Press accounts suggest filing in 3Q02

NEW YORK (Reuters) - As Bristol-Myers Squibb Co. and partner ImClone Systems feud following a dramatic U.S. regulatory setback for their cancer drug Erbitux, German drugmaker Merck KGaA remains boldly confident of winning European approval for the same drug next year.

``The fight between Bristol-Myers and ImClone is none of our business. But we have done our own separate clinical trials of Erbitux in Europe and strongly believe the drug will succeed here and other parts of the world,'' Hartmut Vennen, a spokesman for Germany's third-largest drug company, said in an interview.

Merck expects to seek European approval for Erbitux in the third quarter of 2002, based on promising results from late-stage trials in colon cancer, and is hopeful it will be cleared for sale a year later, Vennen said.
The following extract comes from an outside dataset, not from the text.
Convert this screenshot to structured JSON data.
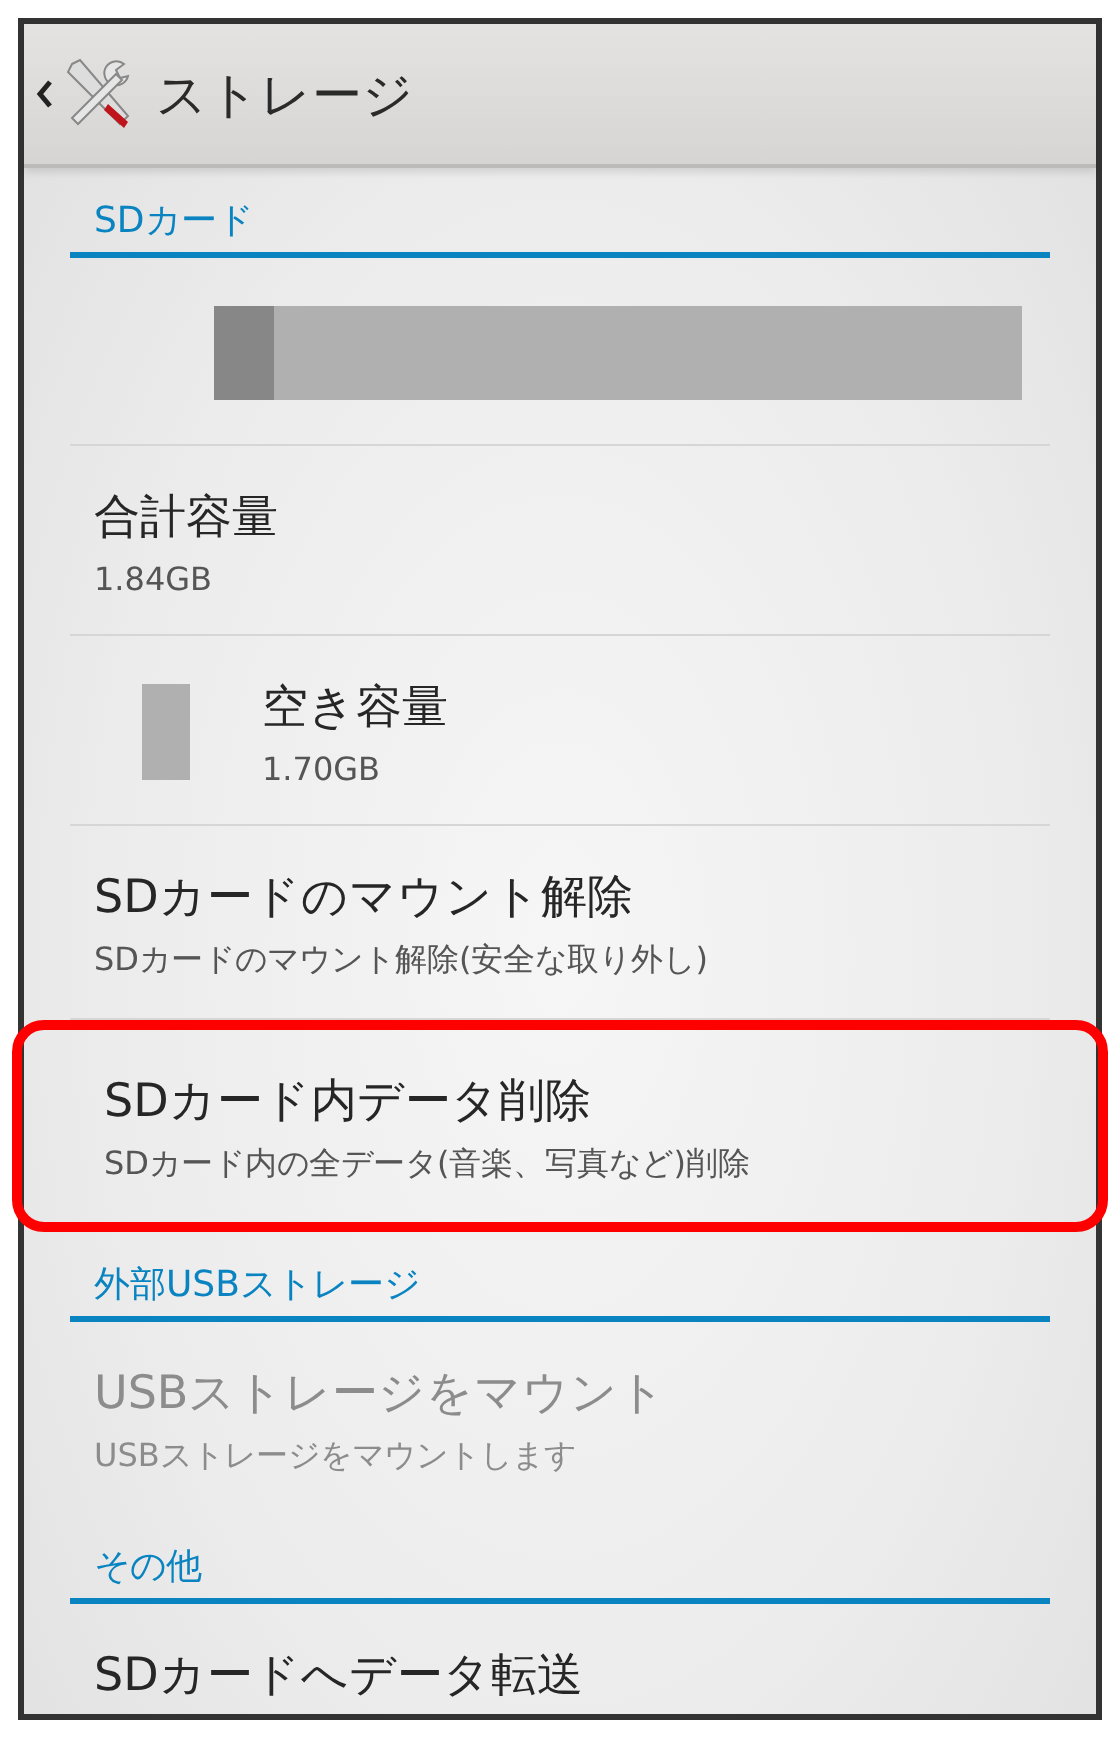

Merck in 1998 agreed to pay ImClone $60 million for exclusive rights to sell Erbitux, then an obscure medicine with the code-name C225, in all global markets except North America. Profits are to be split in Japan.

As the initial developer of Erbitux, ImClone kept the right to all profits in Canada and the United States, the world's most lucrative market for pharmaceuticals. Both companies then set out to design and conduct their own separate trials of the drug for colon and head-and-neck cancer, with plans to independently seek approvals in their respective territories.

Promising U.S. data from ImClone's colorectal cancer trials later rolled in, stirring excitement among oncologists and Wall Street investors. Waking up to the commercial possibilities, New York-based Bristol-Meyers agreed in September to pay ImClone up to $2 billion for just 40 percent of future U.S. Erbitux profits.

But Bristol-Myers' infatuation with ImClone soured three months later when the FDA refused to accept ImClone's marketing application because of insufficient clinical data. What's more, ImClone said the FDA might require new trials.

Such new trials could delay the U.S. launch until 2004, two years later than original plans, seriously postponing the return on Bristol-Myers' investment.